Le colonel Jomini, notre chef d'état-major, avait auprès de lui son frère, attaché comme capitaine (1). Un jour, dans une querelle de jeu, ce jeune homme se permit de donner un soufflet au capitaine de La Chasse de Vérigny, qui voulut tirer raison de cette insulte. Nous nous opposâmes à une rencontre, à cause de l’estime que de Vérigny nous inspirait, et nous chassâmes ignominieusement le capitaine Jomini, de la Corogne (2).

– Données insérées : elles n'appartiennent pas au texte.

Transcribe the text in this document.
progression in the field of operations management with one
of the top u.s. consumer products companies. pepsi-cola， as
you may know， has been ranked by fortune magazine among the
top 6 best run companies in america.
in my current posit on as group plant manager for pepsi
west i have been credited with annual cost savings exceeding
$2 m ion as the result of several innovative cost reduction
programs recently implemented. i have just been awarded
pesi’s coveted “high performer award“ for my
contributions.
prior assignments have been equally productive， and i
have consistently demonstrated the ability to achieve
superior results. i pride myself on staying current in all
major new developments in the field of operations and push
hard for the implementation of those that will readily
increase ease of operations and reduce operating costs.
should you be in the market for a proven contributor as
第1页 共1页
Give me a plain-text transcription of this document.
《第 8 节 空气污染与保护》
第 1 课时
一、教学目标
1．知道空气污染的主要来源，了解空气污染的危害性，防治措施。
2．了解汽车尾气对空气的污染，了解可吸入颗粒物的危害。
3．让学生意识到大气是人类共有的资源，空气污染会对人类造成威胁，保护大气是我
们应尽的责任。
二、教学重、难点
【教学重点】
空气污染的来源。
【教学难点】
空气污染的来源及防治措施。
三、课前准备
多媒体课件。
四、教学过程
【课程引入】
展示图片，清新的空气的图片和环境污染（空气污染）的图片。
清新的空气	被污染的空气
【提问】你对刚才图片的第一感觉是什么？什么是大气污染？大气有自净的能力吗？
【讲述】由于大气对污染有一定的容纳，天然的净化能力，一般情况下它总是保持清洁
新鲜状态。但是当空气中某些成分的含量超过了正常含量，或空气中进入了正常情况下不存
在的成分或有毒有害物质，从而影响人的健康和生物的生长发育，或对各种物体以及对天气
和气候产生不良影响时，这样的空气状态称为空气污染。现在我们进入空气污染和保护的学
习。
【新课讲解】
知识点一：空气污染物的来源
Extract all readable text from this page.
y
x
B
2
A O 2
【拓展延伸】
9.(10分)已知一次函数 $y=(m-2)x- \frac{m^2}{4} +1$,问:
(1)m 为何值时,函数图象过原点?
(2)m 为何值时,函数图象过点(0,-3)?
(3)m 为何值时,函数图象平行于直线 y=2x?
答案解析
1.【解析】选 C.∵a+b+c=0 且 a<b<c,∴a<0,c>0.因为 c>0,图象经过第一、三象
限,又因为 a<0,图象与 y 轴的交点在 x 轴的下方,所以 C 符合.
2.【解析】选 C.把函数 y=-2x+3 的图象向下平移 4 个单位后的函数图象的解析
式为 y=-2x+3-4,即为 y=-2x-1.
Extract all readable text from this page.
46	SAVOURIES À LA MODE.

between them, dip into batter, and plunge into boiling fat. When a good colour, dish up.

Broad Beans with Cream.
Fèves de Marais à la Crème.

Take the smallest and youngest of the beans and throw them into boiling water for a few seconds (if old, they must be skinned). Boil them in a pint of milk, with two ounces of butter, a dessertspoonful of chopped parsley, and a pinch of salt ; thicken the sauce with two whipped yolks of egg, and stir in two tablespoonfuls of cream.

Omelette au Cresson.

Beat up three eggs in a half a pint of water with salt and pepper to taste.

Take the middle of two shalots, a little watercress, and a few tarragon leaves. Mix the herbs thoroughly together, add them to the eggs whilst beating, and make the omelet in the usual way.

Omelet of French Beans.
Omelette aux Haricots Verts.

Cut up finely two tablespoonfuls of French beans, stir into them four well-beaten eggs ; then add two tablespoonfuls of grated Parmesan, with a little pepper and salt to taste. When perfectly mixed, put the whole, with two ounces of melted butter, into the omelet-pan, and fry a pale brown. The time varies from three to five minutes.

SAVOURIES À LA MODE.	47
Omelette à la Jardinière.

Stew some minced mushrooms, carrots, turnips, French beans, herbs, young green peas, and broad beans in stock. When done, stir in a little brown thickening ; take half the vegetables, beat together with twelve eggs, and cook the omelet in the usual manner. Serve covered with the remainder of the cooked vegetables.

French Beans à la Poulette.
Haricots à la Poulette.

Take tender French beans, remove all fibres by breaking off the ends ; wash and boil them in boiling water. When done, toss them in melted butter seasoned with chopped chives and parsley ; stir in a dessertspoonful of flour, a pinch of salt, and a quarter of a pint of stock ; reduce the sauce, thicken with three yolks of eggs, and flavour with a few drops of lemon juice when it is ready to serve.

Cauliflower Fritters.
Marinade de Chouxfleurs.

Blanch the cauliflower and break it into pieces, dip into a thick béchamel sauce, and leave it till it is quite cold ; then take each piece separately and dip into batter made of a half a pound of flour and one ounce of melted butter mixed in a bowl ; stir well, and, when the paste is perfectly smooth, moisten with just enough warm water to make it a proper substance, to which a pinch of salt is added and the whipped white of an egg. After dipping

Clouet, peu de temps après notre arrivée, s'était brouillé avec le maréchal : il partit pour la France avec vingt chasseurs de Berg. Arrivé près des Pyrénées, il changea d'avis, et, deux mois après, il était revenu, ayant parcouru l'Espagne en partie avec ses vingt chasseurs. Le maréchal, ayant tout oublié, lui avait dit de reprendre son service.

(4) Jomini, d'origine suisse, était entré en 1804 à l'état-major de Ney, mais avait été souvent au cours des campagnes détaché auprès de l'Empereur. A la suite de difficultés avec Ney en Espagne, il se retira, fut nommé aide de camp d’Alexandre mais bientôt rappelé par Napoléon. Il quitta définitivement l’armée française en 1843 et fit, en 1815, d’inutiles efforts pour sauver Ney. Voir sur Jomini la fin du chap. V. (Note de l'éditeur.)

(2) Le capitaine de La Chasse de Vérigny avait été aide de camp de Moreau. Mis en non-activité lors de la disgrâce de son général, il rentra au service dans l'état-major de Ney, lors du départ pour l'Espagne. Il y remplissait les fonctions de souschef; c'était un officier de grand mérite. I1 périt en 1835 par la machine de Fieschi. (Note d'O. Levavasseur.)